City of Thomson officials look to have their plates full in 2004.

A number of projects -- both new and not-so-new -- will be addressed this year in the Camellia City.

One of the things at the top of most every local official's wishlist is a greater emphasis on city beautification and upkeep. A movement to revitalize the downtown area began last summer, and the city is hoping to receive some funds from a $950,000 state grant application to start the formal process of repairing sidewalks, preserving Journal Street and updating city streetlights, among other things.

However, even if the city receives a smaller dollar amount than is expected, work will still be done to improve downtown.

"Regardless of the outcome of the grant, we'll still be taking steps to make changes in the way downtown appears and to make it more friendly to come in and shop," said City Administrator Bob Flanders.

In November, the Thomson City Council announced that they would be stepping up code enforcement throughout the city, making sure that residents keep their property looking good. And the city looks to continue in ensuring that residents are maintaining their property.

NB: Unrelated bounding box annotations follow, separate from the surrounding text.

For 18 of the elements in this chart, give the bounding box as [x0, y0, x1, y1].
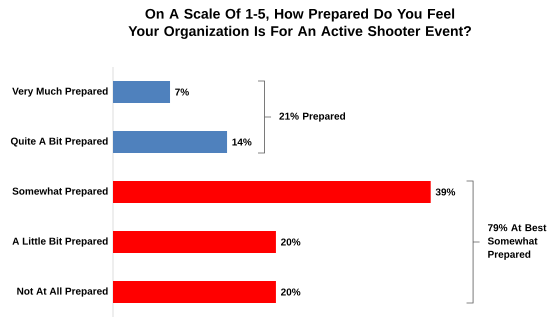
annotation: 21% Prepared	[279, 112, 346, 122]
bar	[113, 281, 276, 304]
bar	[113, 231, 276, 254]
bar	[113, 81, 170, 104]
chart-title: On A Scale Of 1-5, How Prepared Do You Feel Your Organization Is For An Active Shooter Event?	[128, 8, 471, 39]
bar	[113, 131, 228, 153]
data-label: 20%	[280, 238, 300, 246]
bar	[113, 181, 431, 203]
data-label: 20%	[280, 288, 300, 296]
data-label: 7%	[175, 88, 189, 96]
text: 79% At Best Somewhat Prepared	[488, 224, 546, 260]
data-label: 39%	[436, 188, 456, 196]
y-tick-label: A Little Bit Prepared	[12, 237, 108, 247]
y-tick-label: Quite A Bit Prepared	[10, 137, 108, 147]
data-label: 14%	[232, 138, 252, 146]
y-tick-label: Not At All Prepared	[17, 287, 108, 297]
y-tick-label: Somewhat Prepared	[12, 187, 108, 197]
y-tick-label: Very Much Prepared	[12, 87, 108, 97]
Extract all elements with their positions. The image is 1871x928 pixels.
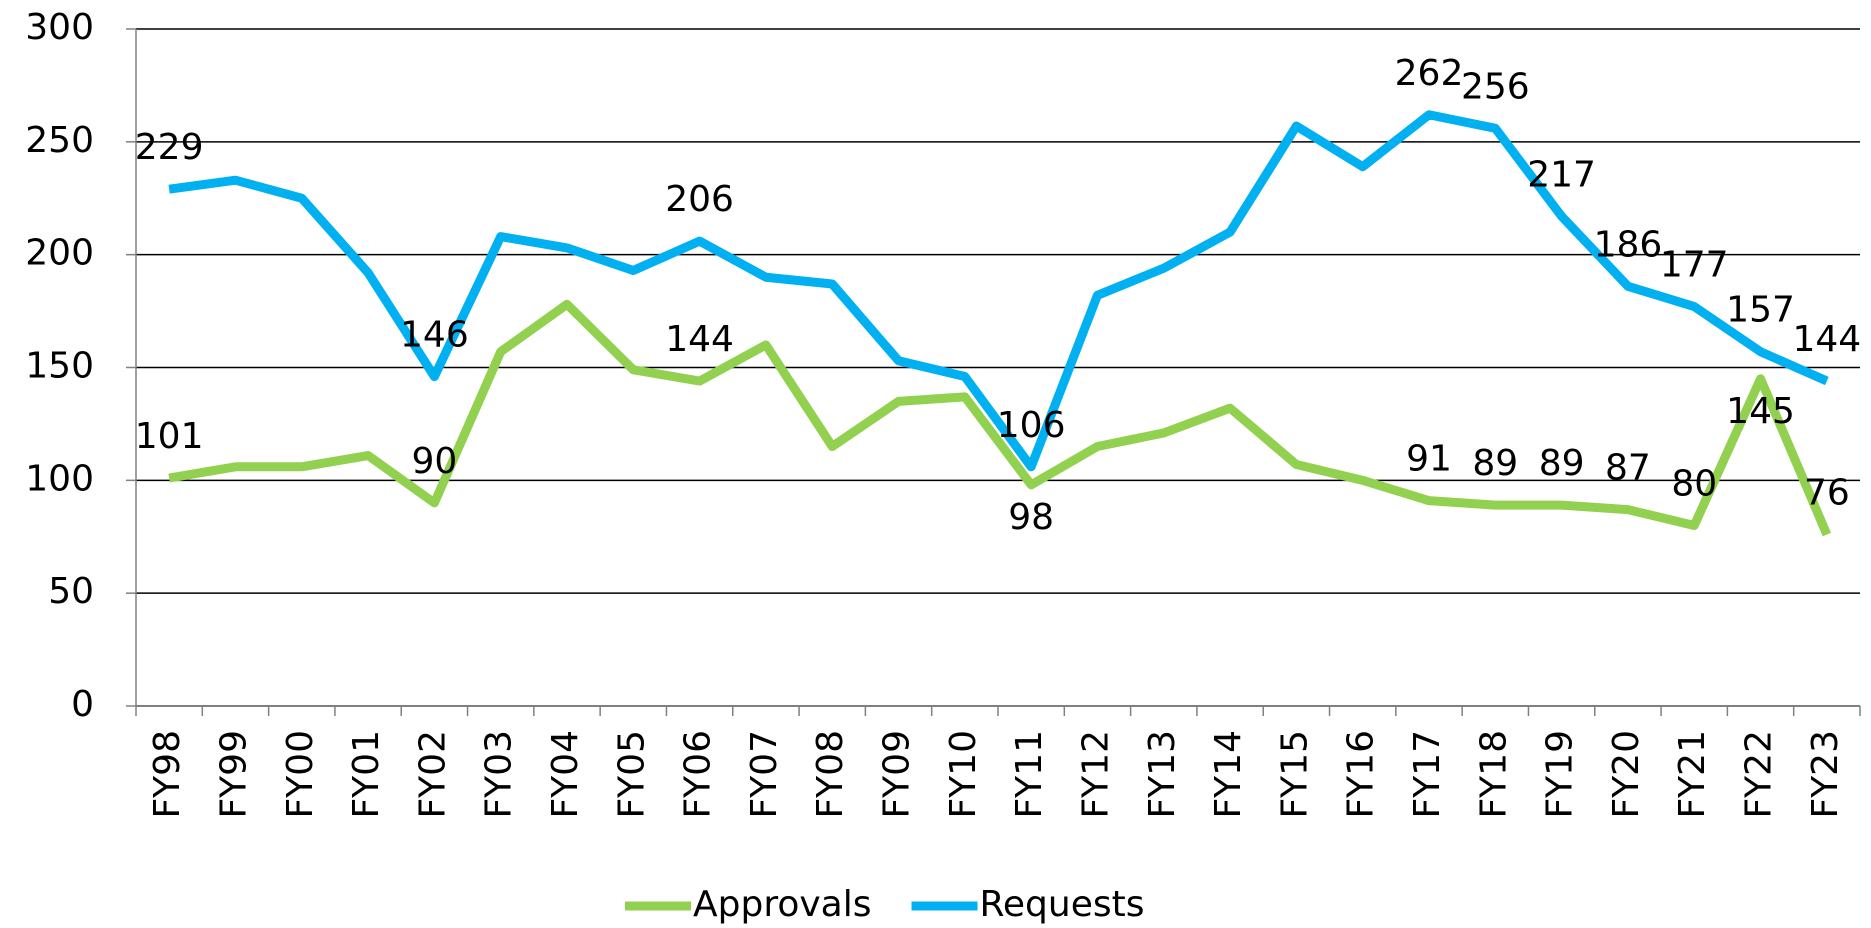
x-tick-label: FY07	[744, 730, 785, 819]
data-label: 89	[1539, 443, 1585, 484]
x-tick-label: FY12	[1075, 730, 1116, 819]
data-label: 91	[1406, 439, 1452, 480]
y-tick-label: 100	[25, 458, 94, 499]
x-tick-label: FY16	[1341, 730, 1382, 819]
data-label: 177	[1660, 245, 1729, 286]
data-label: 256	[1461, 66, 1530, 107]
x-tick-label: FY13	[1142, 730, 1183, 819]
data-label: 76	[1804, 472, 1850, 513]
data-label: 217	[1527, 154, 1596, 195]
data-label: 98	[1008, 497, 1054, 538]
y-tick-label: 0	[71, 684, 94, 725]
x-tick-label: FY21	[1672, 730, 1713, 819]
x-tick-label: FY01	[346, 730, 387, 819]
data-label: 145	[1726, 391, 1795, 432]
x-tick-label: FY10	[943, 730, 984, 819]
data-label: 144	[1792, 319, 1861, 360]
y-tick-label: 150	[25, 346, 94, 387]
x-tick-label: FY22	[1739, 730, 1780, 819]
legend-label: Approvals	[693, 884, 872, 925]
data-label: 157	[1726, 290, 1795, 331]
y-tick-label: 300	[25, 7, 94, 48]
data-label: 80	[1671, 463, 1717, 504]
legend-label: Requests	[980, 884, 1145, 925]
x-tick-label: FY17	[1407, 730, 1448, 819]
x-tick-label: FY23	[1805, 730, 1846, 819]
x-tick-label: FY03	[479, 730, 520, 819]
x-tick-label: FY06	[678, 730, 719, 819]
data-label: 101	[135, 416, 204, 457]
y-tick-label: 250	[25, 120, 94, 161]
x-tick-label: FY98	[147, 730, 188, 819]
x-tick-label: FY04	[545, 730, 586, 819]
x-tick-label: FY20	[1606, 730, 1647, 819]
y-tick-label: 50	[48, 571, 94, 612]
data-label: 144	[665, 319, 734, 360]
x-tick-label: FY99	[213, 730, 254, 819]
x-tick-label: FY19	[1540, 730, 1581, 819]
data-label: 229	[135, 127, 204, 168]
x-tick-label: FY02	[412, 730, 453, 819]
data-label: 186	[1594, 224, 1663, 265]
data-label: 206	[665, 179, 734, 220]
x-tick-label: FY05	[611, 730, 652, 819]
x-tick-label: FY09	[877, 730, 918, 819]
x-tick-label: FY15	[1274, 730, 1315, 819]
x-tick-label: FY14	[1208, 730, 1249, 819]
series-line	[168, 299, 1831, 537]
series-line	[168, 110, 1829, 472]
data-label: 146	[400, 315, 469, 356]
data-label: 262	[1395, 53, 1464, 94]
x-tick-label: FY18	[1473, 730, 1514, 819]
x-tick-label: FY00	[280, 730, 321, 819]
data-label: 87	[1605, 448, 1651, 489]
data-label: 106	[997, 405, 1066, 446]
data-label: 90	[411, 441, 457, 482]
x-tick-label: FY11	[1009, 730, 1050, 819]
y-tick-label: 200	[25, 233, 94, 274]
data-label: 89	[1472, 443, 1518, 484]
x-tick-label: FY08	[810, 730, 851, 819]
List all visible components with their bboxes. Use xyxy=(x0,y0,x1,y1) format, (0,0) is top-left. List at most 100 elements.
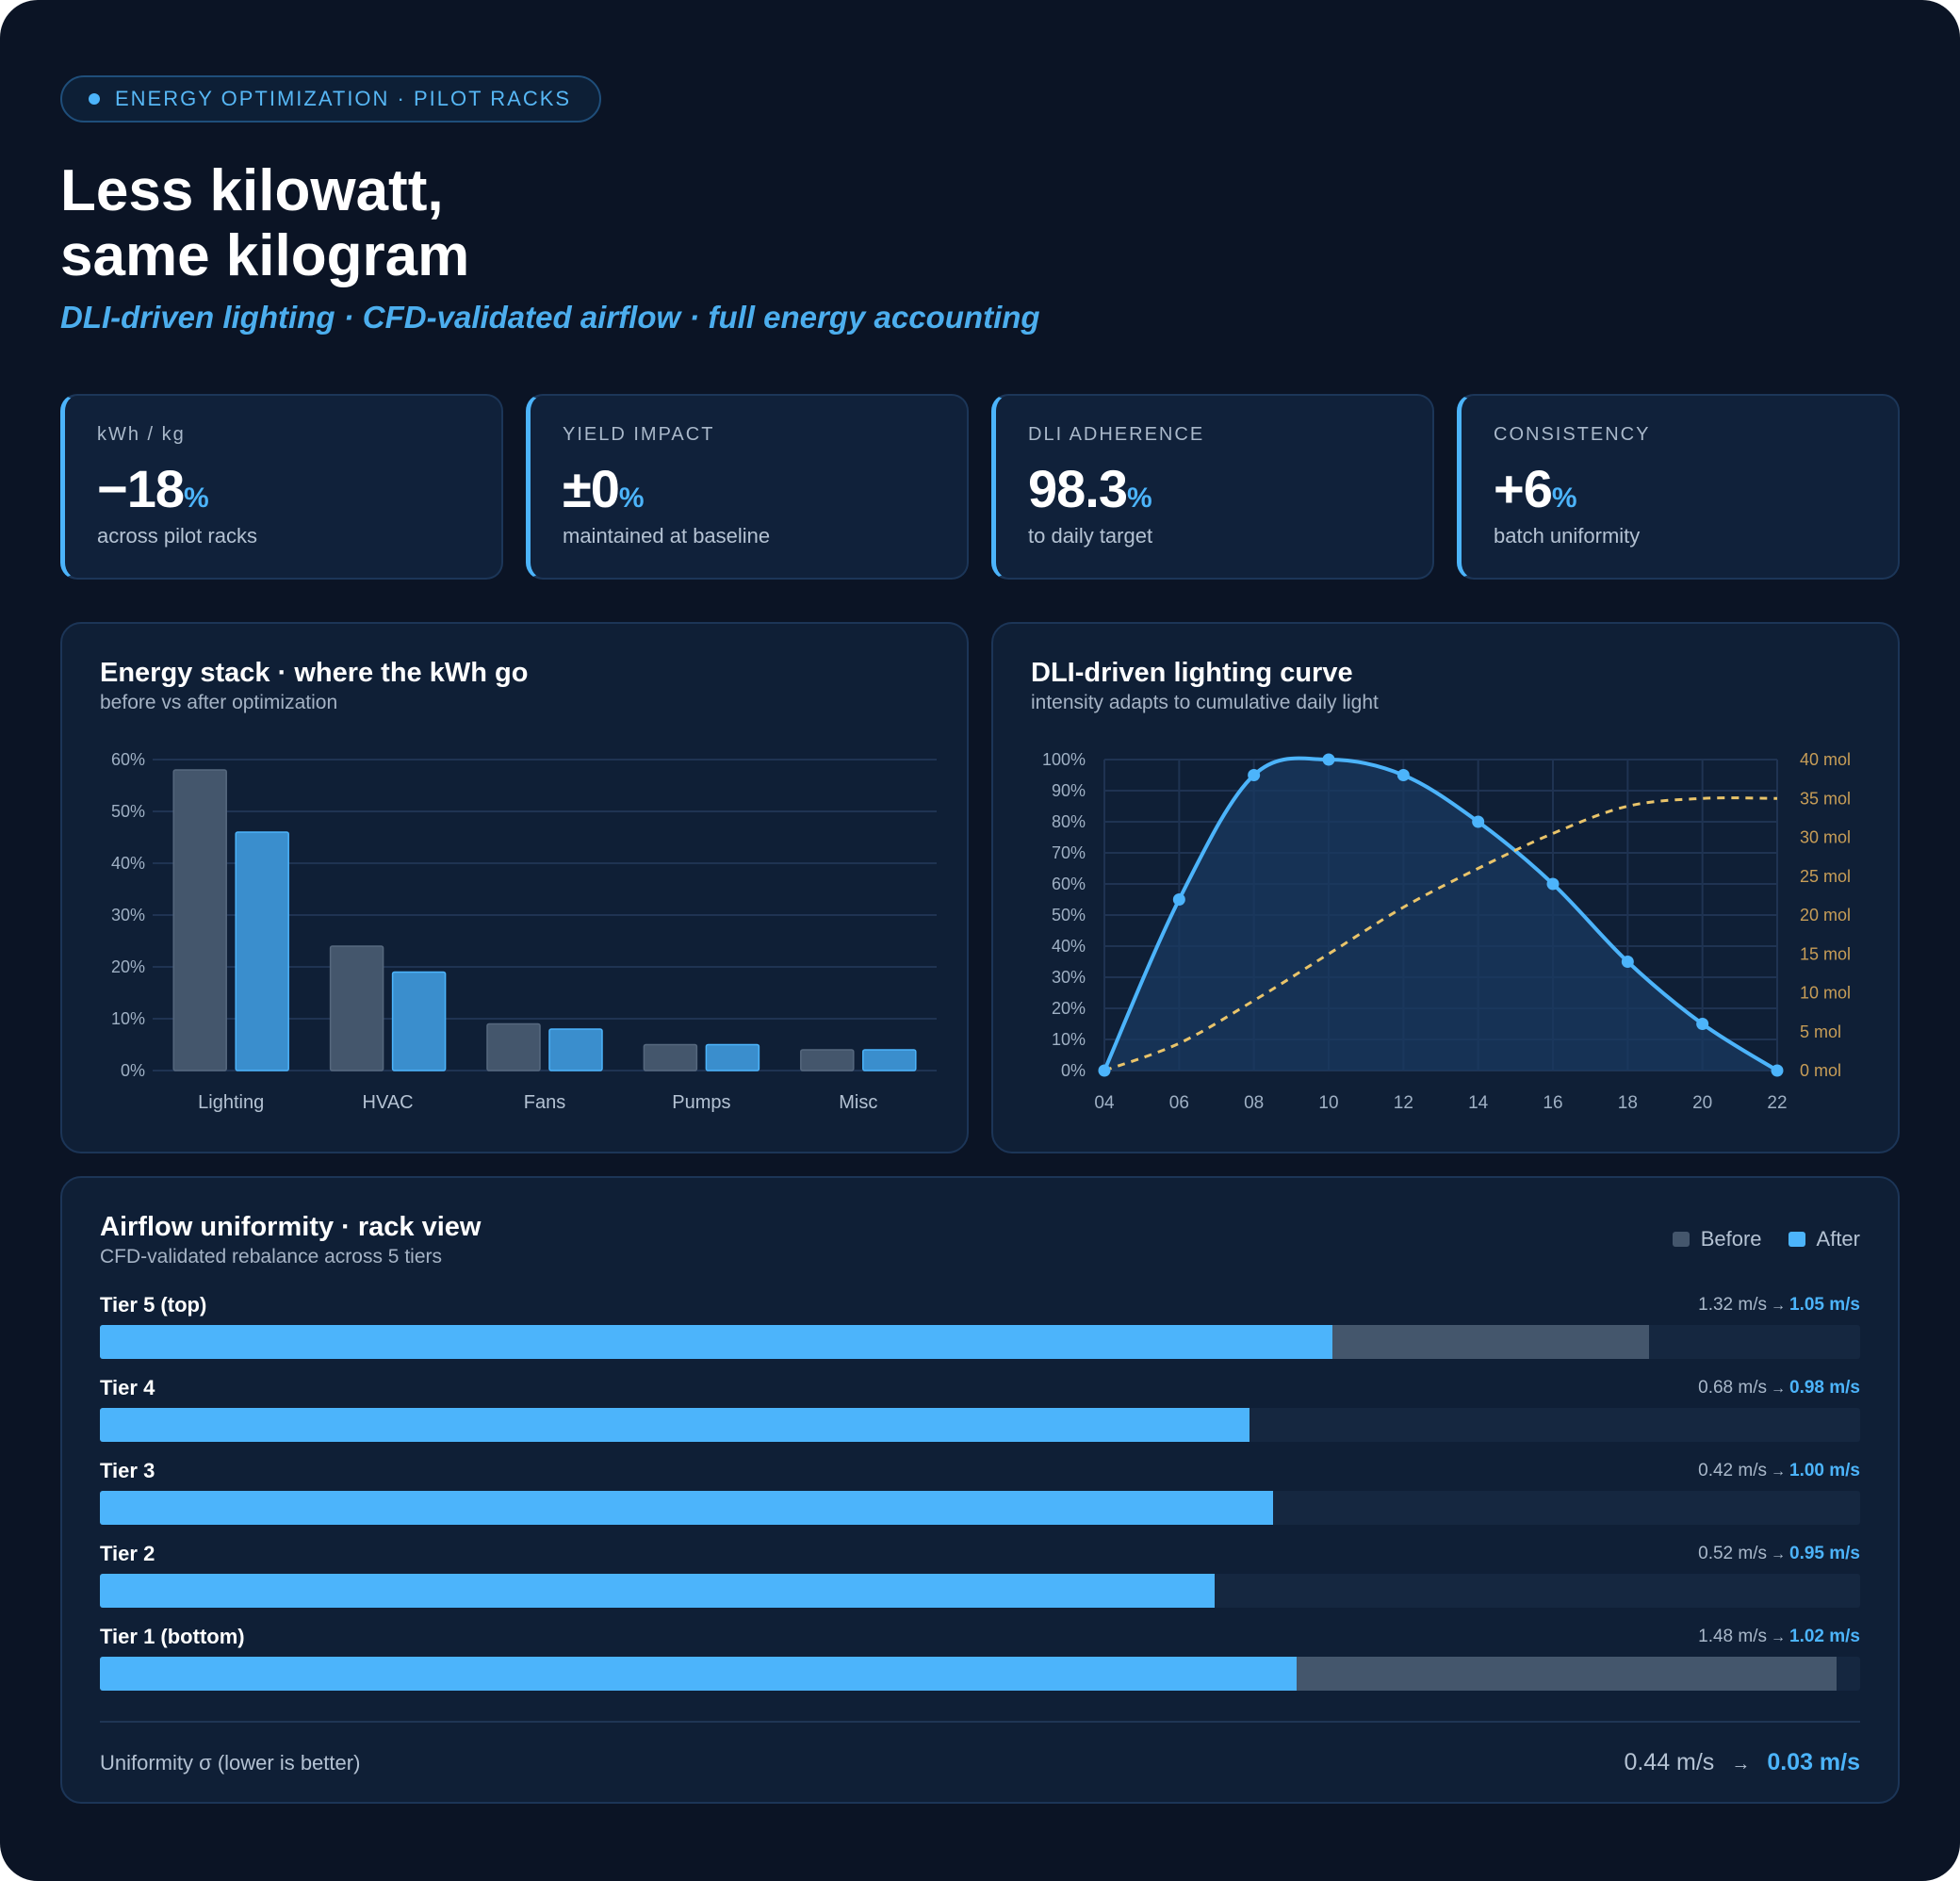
legend-before-swatch xyxy=(1672,1232,1690,1247)
airflow-tier-row: Tier 1 (bottom) 1.48 m/s → 1.02 m/s xyxy=(100,1625,1860,1700)
tier-bar-track xyxy=(100,1325,1860,1359)
y2-tick-label: 0 mol xyxy=(1800,1061,1841,1080)
page-subtitle: DLI-driven lighting · CFD-validated airf… xyxy=(60,300,1040,335)
x-tick-label: 12 xyxy=(1394,1093,1413,1113)
lighting-chart-subtitle: intensity adapts to cumulative daily lig… xyxy=(1031,692,1379,713)
y-tick-label: 60% xyxy=(111,750,145,769)
intensity-point xyxy=(1172,893,1185,906)
kpi-note: batch uniformity xyxy=(1494,524,1641,548)
sigma-before-value: 0.44 m/s xyxy=(1624,1749,1715,1775)
kpi-number: +6 xyxy=(1494,459,1553,518)
status-dot-icon xyxy=(89,93,100,105)
page-title-line2: same kilogram xyxy=(60,223,470,288)
y2-tick-label: 35 mol xyxy=(1800,789,1851,808)
tier-name: Tier 5 (top) xyxy=(100,1293,207,1317)
kpi-number: 98.3 xyxy=(1028,459,1128,518)
y2-tick-label: 40 mol xyxy=(1800,750,1851,769)
tier-bar-track xyxy=(100,1491,1860,1525)
legend-after-swatch xyxy=(1788,1232,1805,1247)
y-tick-label: 40% xyxy=(111,854,145,873)
tier-after-value: 1.00 m/s xyxy=(1789,1461,1860,1480)
arrow-icon: → xyxy=(1731,1754,1751,1775)
x-tick-label: 14 xyxy=(1468,1093,1489,1113)
energy-stack-panel: Energy stack · where the kWh go before v… xyxy=(60,622,969,1153)
airflow-tier-row: Tier 3 0.42 m/s → 1.00 m/s xyxy=(100,1459,1860,1534)
x-tick-label: 06 xyxy=(1169,1093,1189,1113)
intensity-point xyxy=(1771,1064,1784,1077)
sigma-after-value: 0.03 m/s xyxy=(1767,1749,1860,1775)
arrow-icon: → xyxy=(1771,1298,1786,1314)
legend-before: Before xyxy=(1672,1227,1762,1251)
tier-values: 0.68 m/s → 0.98 m/s xyxy=(1698,1378,1860,1398)
kpi-value: +6% xyxy=(1494,458,1577,519)
tier-values: 0.42 m/s → 1.00 m/s xyxy=(1698,1461,1860,1481)
lighting-line-chart: 0% 10% 20% 30% 40% 50% 60% 70% 80% 90% 100% 04 06 08 1… xyxy=(1042,750,1851,1113)
kpi-note: to daily target xyxy=(1028,524,1153,548)
energy-chart-subtitle: before vs after optimization xyxy=(100,692,338,713)
y-tick-label: 0% xyxy=(121,1061,145,1080)
tier-values: 1.48 m/s → 1.02 m/s xyxy=(1698,1627,1860,1647)
y-tick-label: 10% xyxy=(1052,1030,1086,1049)
tier-after-value: 0.95 m/s xyxy=(1789,1544,1860,1563)
kpi-card-dli-adherence: DLI ADHERENCE 98.3% to daily target xyxy=(991,394,1434,580)
lighting-curve-panel: DLI-driven lighting curve intensity adap… xyxy=(991,622,1900,1153)
x-tick-label: Lighting xyxy=(198,1092,264,1113)
kpi-unit: % xyxy=(1127,483,1152,514)
kpi-unit: % xyxy=(184,483,209,514)
arrow-icon: → xyxy=(1771,1546,1786,1562)
bar-after xyxy=(235,831,289,1071)
x-tick-label: 04 xyxy=(1094,1093,1115,1113)
tier-bar-after xyxy=(100,1574,1216,1608)
y-tick-label: 40% xyxy=(1052,937,1086,956)
divider xyxy=(100,1721,1860,1723)
bar-before xyxy=(800,1049,855,1071)
bar-before xyxy=(329,945,384,1071)
kpi-label: CONSISTENCY xyxy=(1494,424,1651,445)
intensity-point xyxy=(1621,956,1634,968)
kpi-card-kwh-per-kg: kWh / kg −18% across pilot racks xyxy=(60,394,503,580)
tier-name: Tier 2 xyxy=(100,1542,155,1565)
airflow-subtitle: CFD-validated rebalance across 5 tiers xyxy=(100,1246,442,1268)
y2-tick-label: 30 mol xyxy=(1800,828,1851,847)
legend-after-label: After xyxy=(1816,1227,1860,1251)
tier-bar-track xyxy=(100,1408,1860,1442)
tier-name: Tier 1 (bottom) xyxy=(100,1625,245,1648)
y2-tick-label: 5 mol xyxy=(1800,1022,1841,1041)
kpi-unit: % xyxy=(1551,483,1577,514)
kpi-value: ±0% xyxy=(563,458,645,519)
bar-before xyxy=(486,1022,541,1071)
section-badge: ENERGY OPTIMIZATION · PILOT RACKS xyxy=(60,75,602,123)
x-tick-label: 16 xyxy=(1543,1093,1562,1113)
y-tick-label: 50% xyxy=(1052,906,1086,924)
airflow-legend: Before After xyxy=(1646,1227,1860,1251)
uniformity-sigma-values: 0.44 m/s → 0.03 m/s xyxy=(1624,1749,1860,1776)
y-tick-label: 70% xyxy=(1052,843,1086,862)
tier-bar-track xyxy=(100,1657,1860,1691)
tier-after-value: 1.05 m/s xyxy=(1789,1295,1860,1315)
y-tick-label: 50% xyxy=(111,802,145,821)
kpi-value: 98.3% xyxy=(1028,458,1152,519)
kpi-card-yield-impact: YIELD IMPACT ±0% maintained at baseline xyxy=(526,394,969,580)
page-title-line1: Less kilowatt, xyxy=(60,158,444,223)
intensity-line xyxy=(1102,756,1779,1072)
x-tick-label: Fans xyxy=(524,1092,565,1113)
arrow-icon: → xyxy=(1771,1381,1786,1397)
airflow-panel: Airflow uniformity · rack view CFD-valid… xyxy=(60,1176,1900,1804)
tier-after-value: 0.98 m/s xyxy=(1789,1378,1860,1398)
kpi-number: −18 xyxy=(97,459,185,518)
intensity-point xyxy=(1696,1018,1709,1030)
airflow-tier-row: Tier 5 (top) 1.32 m/s → 1.05 m/s xyxy=(100,1293,1860,1368)
energy-bar-chart: 0% 10% 20% 30% 40% 50% 60% Lighting HVAC Fans Pump… xyxy=(111,750,937,1113)
kpi-unit: % xyxy=(618,483,645,514)
bar-after xyxy=(548,1028,603,1071)
x-tick-label: 20 xyxy=(1692,1093,1712,1113)
tier-values: 1.32 m/s → 1.05 m/s xyxy=(1698,1295,1860,1316)
energy-chart-title: Energy stack · where the kWh go xyxy=(100,658,529,688)
x-tick-label: 10 xyxy=(1318,1093,1338,1113)
page-title: Less kilowatt, same kilogram xyxy=(60,158,469,288)
bar-before xyxy=(172,769,227,1071)
lighting-chart-title: DLI-driven lighting curve xyxy=(1031,658,1353,688)
tier-bar-after xyxy=(100,1325,1332,1359)
tier-bar-after xyxy=(100,1657,1298,1691)
y-tick-label: 80% xyxy=(1052,812,1086,831)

"In the forthcoming year the city of Thomson will place a major emphasis on code enforcement for empty residential and commercial dwelling units and unsightly lots, the removal of loose tires, and the policing of grocery carts from various places around town that are strewn haphazardly," said Mr. Flanders. "We're looking at property owners to act more responsibly and be aware of how they're impacting their neighbors."

Mr. Flanders also said that he expects preliminary work to begin on the placement of the joint city and county complex.

Mayor Bob Knox said that the city will be looking at expanding its city limits in 2004 as part of a way both to stimulate and maintain growth.

"We've gotten a little behind in expanding the city limits," he said. "Growth occurs, but you've got to keep growth. What's happened now is that growth has sort of hopped over city limits, and if you're not careful your city can become stifled and not be able to grow as any other community or organism should continue to grow."

Other items in the queue for 2004 are various water and sewer upgrades and expansions, the addition of several new hangars at the Thomson-McDuffie Regional Airport and updating the Thomson-McDuffie County website.